Alternatively, the partners or shareholders might stipulate that the business will be appraised by three appraisers and that the middle figure will be used. Or they might simply agree that they will close the books and use a simple preset formula, such as the average of pretax income over the most recent three years multiplied by 8 or 10.
Another aspect that the agreement must address is financing for the buyout. If one owner is retiring, the money to buy out that owner can come out of cash generated by the business or from a cash-value life insurance policy set up for this purpose. If one owner dies, the proceeds from the policy, which is owned by the other owner or the business itself, would be used to buy the share of the business that had been owned by the deceased.
Taren and Anzalone’s agreement calls for a combination of the two approaches.
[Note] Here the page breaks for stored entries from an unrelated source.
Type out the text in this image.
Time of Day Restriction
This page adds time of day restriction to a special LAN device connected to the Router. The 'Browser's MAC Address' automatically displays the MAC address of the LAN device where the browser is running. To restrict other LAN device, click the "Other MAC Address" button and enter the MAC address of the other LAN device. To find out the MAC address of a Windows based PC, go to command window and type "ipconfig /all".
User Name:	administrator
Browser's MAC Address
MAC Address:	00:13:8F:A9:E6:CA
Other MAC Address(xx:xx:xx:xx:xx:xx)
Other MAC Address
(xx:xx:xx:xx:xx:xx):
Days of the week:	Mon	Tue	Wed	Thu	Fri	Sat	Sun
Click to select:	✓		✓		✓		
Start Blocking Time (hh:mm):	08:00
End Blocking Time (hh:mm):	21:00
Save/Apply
Money from a cash-value policy would be used as a down payment, and the remainder would be paid off over time.
There are two basic ways to structure a buy/sell agreement, each with pros and cons. One method is a cross-purchase agreement, in which the remaining owners buy the departing owner’s stock or partnership interest. The advantage of this type of agreement is that the purchasers get a tax-saving “step-up” in basis to the market value of that portion of the business.
Consider this example. Suppose two partners put up $25,000 each to start a business that is now worth $2 million. One partner wants out. Under a cross-purchase agreement, the partner who buys that half share of the business takes $1 million as his basis for income-tax purposes rather than the $25,000.
With a cross-purchase arrangement, the owners typically buy life insurance policies on one another to finance the agreement. If there are just two owners, it’s pretty straightforward. “But if you have eight shareholders, that would mean buying dozens of policies,” Wenzel says. (See “Lowering Costs With First-To-Die,” October 1994.)
With the other type of agreement, called a stock-redemption agreement, the company buys the stock of the departing owner. In this scenario, the company would own the life insurance policy and pay the premiums. An advantage to this type of agreement is that if there are a number of owners, only one policy on each is necessary
There are some disadvantages, however, to a stock-redemption agreement. First, the company does-not get the same step-up in basis. In the example cited above, the company would pay $1 million for the half share, but it would carry a basis of only $25,000. If the business later were sold, capital-gains tax would be due on the amount over $25,000.
A second disadvantage is that if the life insurance to finance the redemption agreement is owned by a C corporation, the company may become liable for the alternative minimum tax (AMT) on any proceeds.
The AMT is not a problem for S corporations, though. “Today more and more people are set up in S corps,” Wenzel says. “They typically use redemption agreements because they like the idea of the corporation paying the premiums.” The premiums are not deductible to either the individual or the corporation, so the type of agreement–cross-purchase or stock-redemption–“makes little difference economically,” he says. Having a buy/sell agreement in place makes a great deal of difference, though, to guarantee the smooth transition of a business and ensure that it need not be sold at an inopportune time.
“The absence of an agreement can lead to chaos with different interests pulling the business in different directions,” says John D. Dadakis, an estates partner at Rogers & Wells, a New York law firm.
And an event that can threaten the stability of a partnership typically happens, he says, “when people are least prepared to deal with it.”